Cuando las instituciones de una sociedad funcionan de manera justa, estas tres esferas están plenamente garantizadas, pero cuando el entramado social se quiebra, la patología emerge con fuerza. El desempleo crónico, la precarización laboral o la discriminación estructural no son simples variables estadísticas, sino heridas directas a la estima comunitaria y al derecho de las personas. El resultado de ese quiebre institucional no es la mera apatía, sino una profunda experiencia de humillación y menosprecio que impide a los sujetos desenvolverse adecuadamente.
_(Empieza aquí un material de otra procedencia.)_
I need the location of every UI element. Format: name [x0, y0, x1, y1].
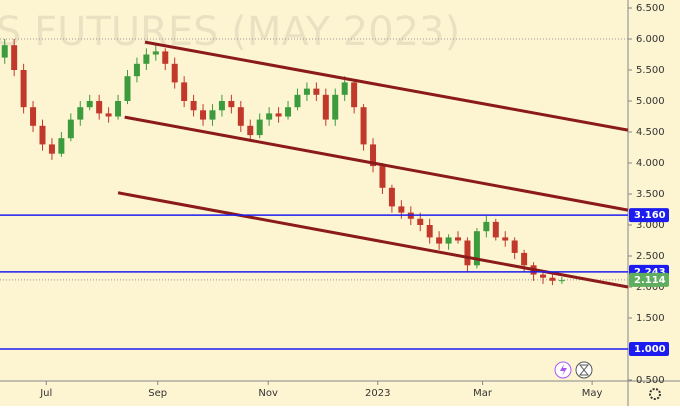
x-tick-label: May	[582, 388, 603, 399]
candle-body	[11, 45, 18, 70]
candle-body	[511, 240, 518, 253]
candle-body	[473, 231, 480, 266]
candle-body	[105, 113, 112, 117]
x-tick-label: Mar	[473, 388, 493, 399]
candle-body	[30, 107, 37, 126]
level-label: 3.160	[634, 210, 666, 221]
candle-body	[370, 144, 377, 167]
y-tick-label: 4.000	[636, 158, 665, 169]
candle-body	[351, 82, 358, 108]
candle-body	[445, 237, 452, 244]
candle-body	[190, 101, 197, 111]
candle-body	[426, 225, 433, 238]
candle-body	[218, 101, 225, 111]
candle-body	[379, 166, 386, 188]
candle-body	[200, 110, 207, 120]
candle-body	[322, 94, 329, 120]
candle-body	[133, 63, 140, 77]
candle-body	[303, 88, 310, 95]
level-badge	[629, 208, 669, 223]
candle-body	[558, 280, 565, 282]
candle-body	[162, 51, 169, 64]
candle-body	[77, 107, 84, 120]
candle-body	[228, 101, 235, 108]
candle-body	[39, 125, 46, 145]
candle-body	[237, 107, 244, 126]
y-tick-label: 2.500	[636, 251, 665, 262]
level-label: 2.243	[634, 267, 666, 278]
candle-body	[464, 240, 471, 266]
candle-body	[58, 138, 65, 154]
candle-body	[20, 70, 27, 108]
candle-body	[115, 101, 122, 117]
candle-body	[48, 144, 55, 154]
candle-body	[341, 82, 348, 95]
y-tick-label: 3.500	[636, 189, 665, 200]
settings-icon[interactable]	[649, 388, 661, 400]
level-label: 1.000	[634, 344, 666, 355]
y-tick-label: 4.500	[636, 127, 665, 138]
candle-body	[313, 88, 320, 95]
candle-body	[96, 101, 103, 114]
y-tick-label: 0.500	[636, 375, 665, 386]
candle-body	[398, 206, 405, 213]
lightning-glyph	[560, 364, 567, 376]
x-tick-label: Nov	[258, 388, 278, 399]
candle-body	[417, 218, 424, 225]
trendline	[124, 115, 629, 212]
last-price-label: 2.114	[634, 275, 666, 286]
y-tick-label: 5.000	[636, 96, 665, 107]
level-badge	[629, 342, 669, 356]
candle-body	[294, 94, 301, 108]
y-tick-label: 2.000	[636, 282, 665, 293]
candle-body	[483, 221, 490, 232]
candle-body	[436, 237, 443, 244]
y-tick-label: 6.000	[636, 34, 665, 45]
x-tick-label: Sep	[148, 388, 167, 399]
candle-body	[285, 107, 292, 117]
candle-body	[540, 274, 547, 278]
candle-body	[502, 237, 509, 241]
candle-body	[332, 94, 339, 120]
candle-body	[1, 45, 8, 58]
hourglass-glyph	[578, 364, 590, 376]
candle-body	[256, 119, 263, 136]
candle-body	[360, 107, 367, 145]
candle-body	[152, 51, 159, 55]
last-price-badge	[629, 272, 669, 287]
candle-body	[247, 125, 254, 136]
watermark: S FUTURES (MAY 2023)	[0, 9, 460, 55]
candle-body	[455, 237, 462, 241]
x-tick-label: Jul	[39, 388, 52, 399]
candle-body	[181, 82, 188, 101]
y-tick-label: 3.000	[636, 220, 665, 231]
y-tick-label: 1.500	[636, 313, 665, 324]
candle-body	[521, 252, 528, 266]
candle-body	[388, 187, 395, 207]
candle-body	[549, 277, 556, 281]
x-tick-label: 2023	[365, 388, 390, 399]
candle-body	[124, 76, 131, 101]
candle-body	[86, 101, 93, 108]
candle-body	[209, 110, 216, 120]
candle-body	[171, 63, 178, 83]
candle-body	[143, 54, 150, 64]
y-tick-label: 5.500	[636, 65, 665, 76]
candle-body	[67, 119, 74, 139]
y-tick-label: 6.500	[636, 3, 665, 14]
trendline	[144, 40, 629, 132]
candle-body	[492, 221, 499, 238]
candle-body	[266, 113, 273, 120]
candle-body	[275, 113, 282, 117]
Es en este punto donde la teoría de Honneth se vuelve indispensable para ponerle nombre al principal motor de estas patologías en el siglo XXI: la racionalidad capitalista moderna y su tendencia a mercantilizar la existencia humana.
La teoría de Honneth se vuelve indispensable
Para explicar este fenómeno, el autor recupera y actualiza conceptualmente la noción de cosificación, describiéndola de manera brillante como el "olvido del reconocimiento". En una sociedad obsesionada con la productividad, el rendimiento constante y la optimización del tiempo, hemos automatizado tanto nuestras interacciones que olvidamos que el otro es un sujeto que siente, piensa y necesita valoración. Miramos las pantallas en lugar de mirarnos a los ojos y evaluamos a las personas por su perfil profesional o su éxito económico antes que, por su calidad humana, tratando a los demás, y a nosotros mismos, como si fuéramos mercancías con un precio o herramientas descartables.
Volver a mirarnos
El diagnóstico de Honneth es duro, pero abre una ventana de esperanza. Si la patología social nace de la falta de reconocimiento, la cura no vendrá de recetas económicas milagrosas ni de más tecnología. La salida es eminentemente política y ética: reconstruir los lazos comunitarios, humanizar los entornos laborales y exigir instituciones que vuelvan a poner la dignidad y la valoración de la identidad humana en el centro de la escena.
Antes de ser seres económicos, somos seres que necesitan ser vistos, escuchados y valorados. Recordar eso es, quizás, el primer paso para sanar las actuales patologías sociales.
* Mg. Juan Manuel Ribeiro, especialista en educación.